Practice Free KCSA Exam Online Questions
In a Kubernetes cluster, what are the security risks associated with using ConfigMaps for storing secrets?
- A . Storing secrets in ConfigMaps does not allow for fine-grained access control via RBAC.
- B . Storing secrets in ConfigMaps can expose sensitive information as they are stored in plaintext and can be accessed by unauthorized users.
- C . Using ConfigMaps for storing secrets might make applications incompatible with the Kubernetes cluster.
- D . ConfigMaps store sensitive information in etcd encoded in base64 format automatically, which does not ensure confidentiality of data.
When using a cloud provider’s managed Kubernetes service, who is responsible for maintaining the etcd cluster?
- A . Kubernetes administrator
- B . Namespace administrator
- C . Cloud provider
- D . Application developer
Why might NetworkPolicy resources have no effect in a Kubernetes cluster?
- A . NetworkPolicy resources are only enforced if the Kubernetes scheduler supports them.
- B . NetworkPolicy resources are only enforced if the networking plugin supports them.
- C . NetworkPolicy resources are only enforced for unprivileged Pods.
- D . NetworkPolicy resources are only enforced if the user has the right RBAC permissions.

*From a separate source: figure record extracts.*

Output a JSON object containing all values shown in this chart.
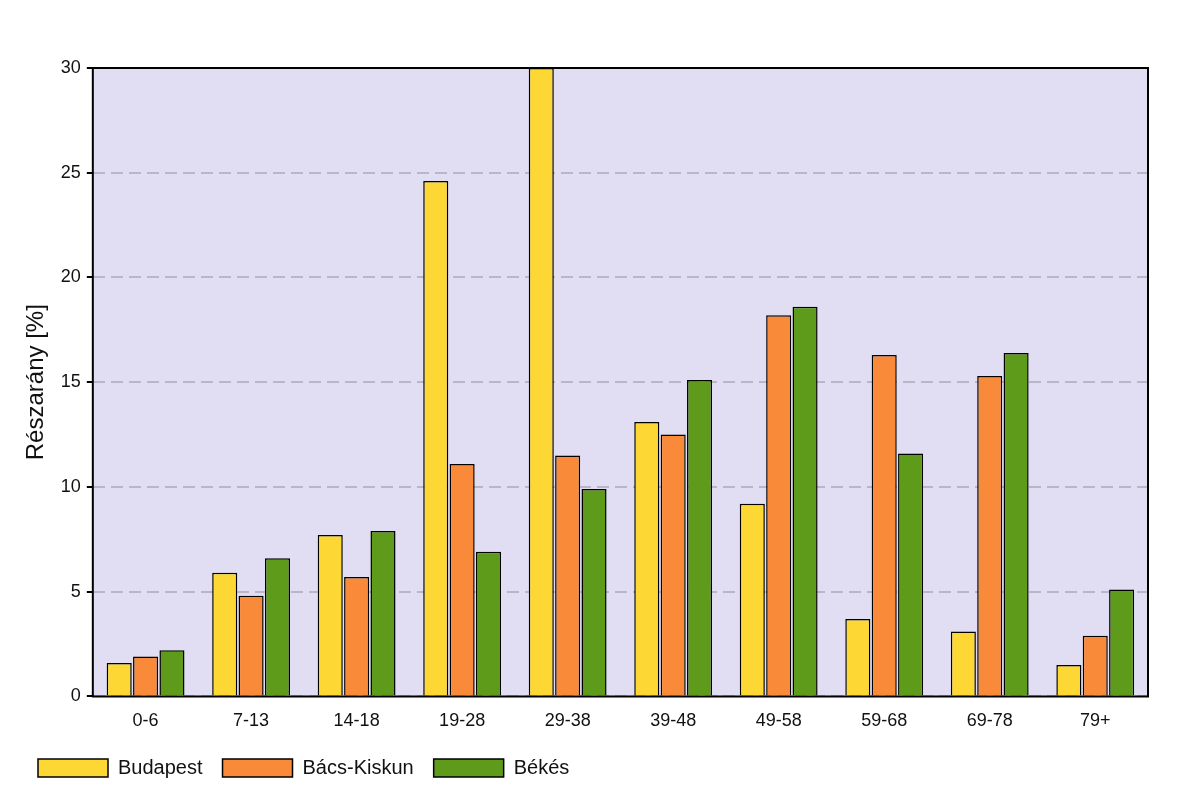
{
  "chart_data": {
    "type": "bar",
    "ylabel": "Részarány [%]",
    "categories": [
      "0-6",
      "7-13",
      "14-18",
      "19-28",
      "29-38",
      "39-48",
      "49-58",
      "59-68",
      "69-78",
      "79+"
    ],
    "series": [
      {
        "name": "Budapest",
        "color": "#fdd835",
        "values": [
          1.6,
          5.9,
          7.7,
          24.6,
          30,
          13.1,
          9.2,
          3.7,
          3.1,
          1.5
        ]
      },
      {
        "name": "Bács-Kiskun",
        "color": "#f98a3a",
        "values": [
          1.9,
          4.8,
          5.7,
          11.1,
          11.5,
          12.5,
          18.2,
          16.3,
          15.3,
          2.9
        ]
      },
      {
        "name": "Békés",
        "color": "#5e9b1a",
        "values": [
          2.2,
          6.6,
          7.9,
          6.9,
          9.9,
          15.1,
          18.6,
          11.6,
          16.4,
          5.1
        ]
      }
    ],
    "ylim": [
      0,
      30
    ],
    "yticks": [
      0,
      5,
      10,
      15,
      20,
      25,
      30
    ],
    "grid": "y",
    "legend": "bottom left"
  }
}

You are responsible for securing the kubelet component in a Kubernetes cluster.
Which of the following statements about kubelet security is correct?
- A . Kubelet runs as a privileged container by default.
- B . Kubelet does not have any built-in security features.
- C . Kubelet supports TLS authentication and encryption for secure communication with the API server.
- D . Kubelet requires root access to interact with the host system.
Given a standard Kubernetes cluster architecture comprising a single control plane node (hosting both etcd and the control plane as Pods) and three worker nodes, which of the following data flows crosses a trust boundary?
- A . From kubelet to Container Runtime
- B . From kubelet to API Server
- C . From kubelet to Controller Manager
- D . From API Server to Container Runtime
What is a multi-stage build?
- A . A build process that involves multiple developers collaborating on building an image.
- B . A build process that involves multiple repositories for storing container images.
- C . A build process that involves multiple containers running simultaneously to speed up the image creation.
- D . A build process that involves multiple stages of image creation, allowing for smaller, optimized images.
In a Kubernetes environment, what kind of Admission Controller can modify resource manifests when applied to the Kubernetes API to fix misconfigurations automatically?
- A . ValidatingAdmissionController
- B . PodSecurityPolicy
- C . MutatingAdmissionController
- D . ResourceQuota
What mechanism can I use to block unsigned images from running in my cluster?
- A . Enabling Admission Controllers to validate image signatures.
- B . Using PodSecurityPolicy (PSP) to enforce image signing and validation.
- C . Using Pod Security Standards (PSS) to enforce validation of signatures.
- D . Configuring Container Runtime Interface (CRI) to enforce image signing and validation.
In Kubernetes, what is Public Key Infrastructure used for?
- A . To manage certificates and ensure secure communication in a Kubernetes cluster.
- B . To automate the scaling of containers in a Kubernetes cluster.
- C . To manage networking in a Kubernetes cluster.
- D . To monitor and analyze performance metrics of a Kubernetes cluster.
You want to minimize security issues in running Kubernetes Pods.
Which of the following actions can help achieve this goal?
- A . Sharing sensitive data among Pods in the same cluster to improve collaboration.
- B . Running Pods with elevated privileges to maximize their capabilities.
- C . Implement Pod Security standards in the Pod’s YAML configuration.
- D . Deploying Pods with randomly generated names to obfuscate their identities.